- Born: 5 June 1931 Svolvær, Nordland, Norway
- Died: 25 March 2013 (aged 81) Kabelvåg, Norway
- Occupations: Poet and illustrator
- Awards: Aschehoug Prize (2002); Dobloug Prize (2012);

= Ellen Einan =

Norwegian poet and illustrator

Ellen Einan (5 June 1931 – 25 March 2013) was a Norwegian poet and illustrator.

==Biography==
Ellen Einan was born at Svolvaer in Nordland, Norway, on 5 June 1931.

Einan was known throughout Norway for her compact writing style, mystical vocabulary, vivid imagery, and overall unusual but fascinating poems.
She made her literary debut in 1982 with the poetry collection Den gode engsøster.
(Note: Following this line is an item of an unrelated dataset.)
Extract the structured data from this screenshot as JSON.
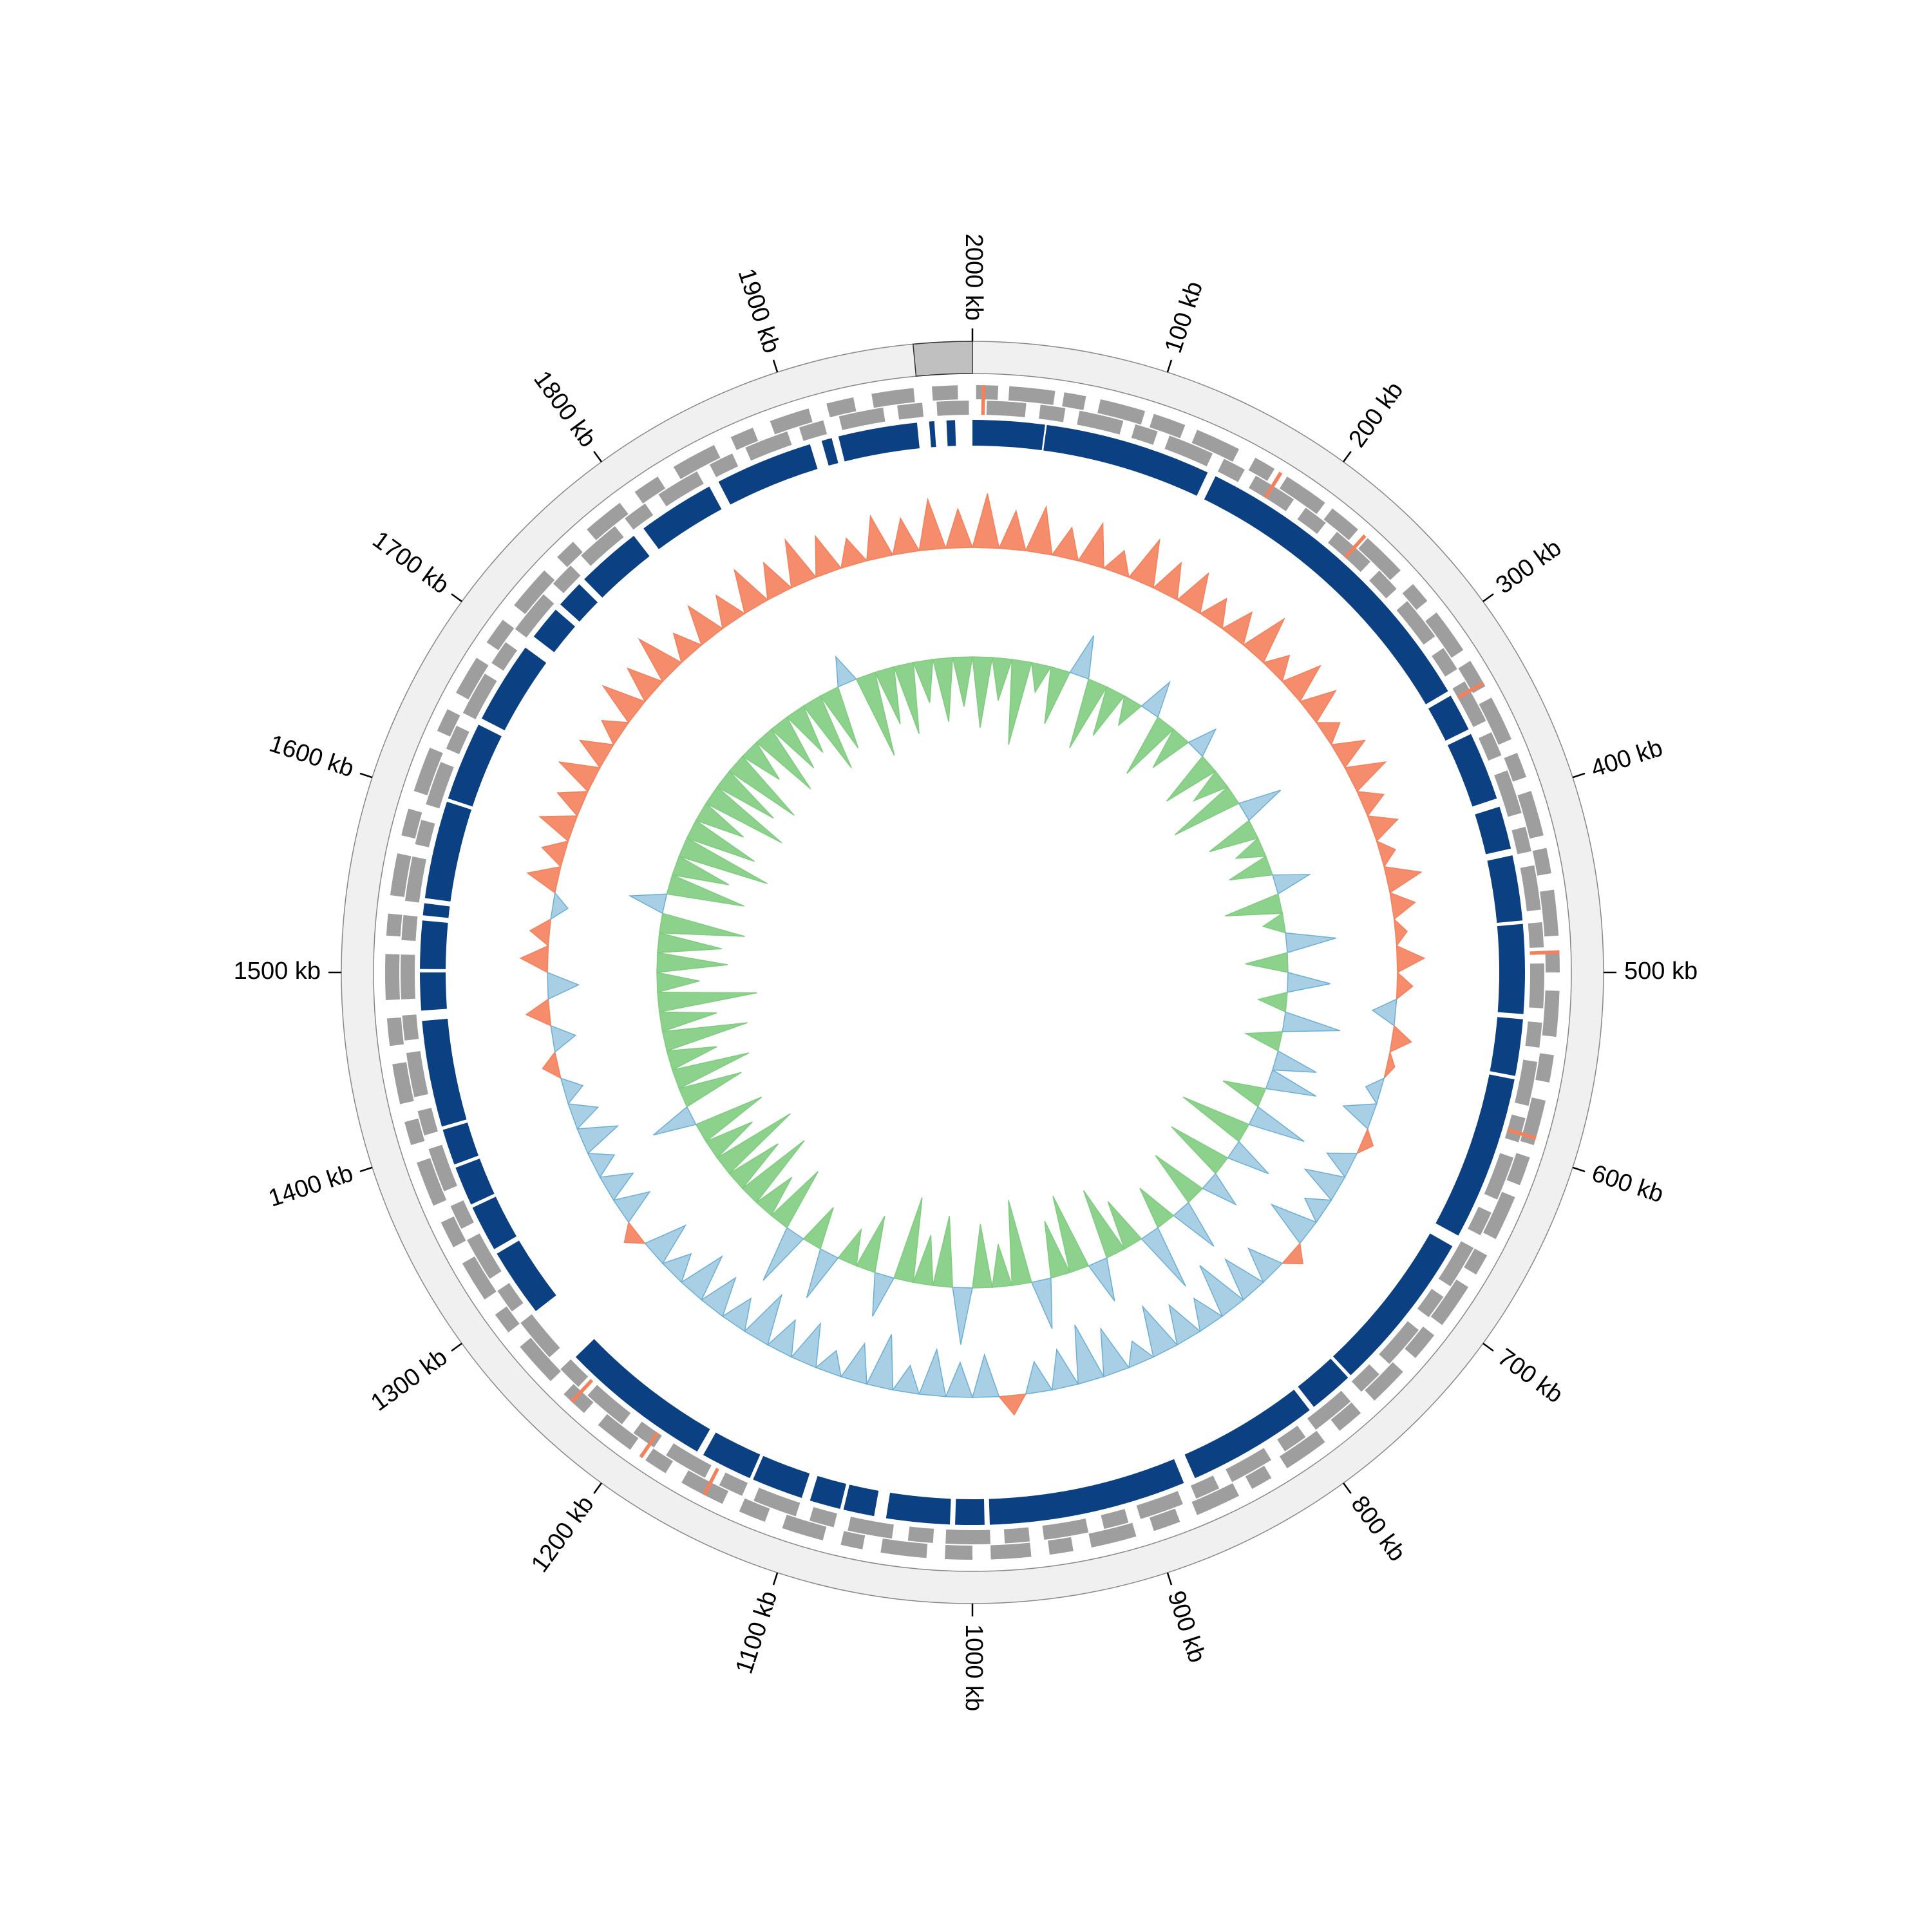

Among her more notable works included Søster natt (1985), Døgnfarvene er mørke (1991), De syv nattstegene (1992), Jade for min engel (1994) Innenfor og utenfor er ett (1999) and Dagen får min uro (2004).
Several of her books were illustrated with her own drawings.

She was awarded the Aschehoug Prize in 2002 and the Havmannprisen awarded by Nordland fylkesbibliotek in 2009. In 2012, she received both the Dobloug Prize and the Diktartavla which is awarded jointly by the Hardanger Folk Museum and the Olav H. Hauge Center.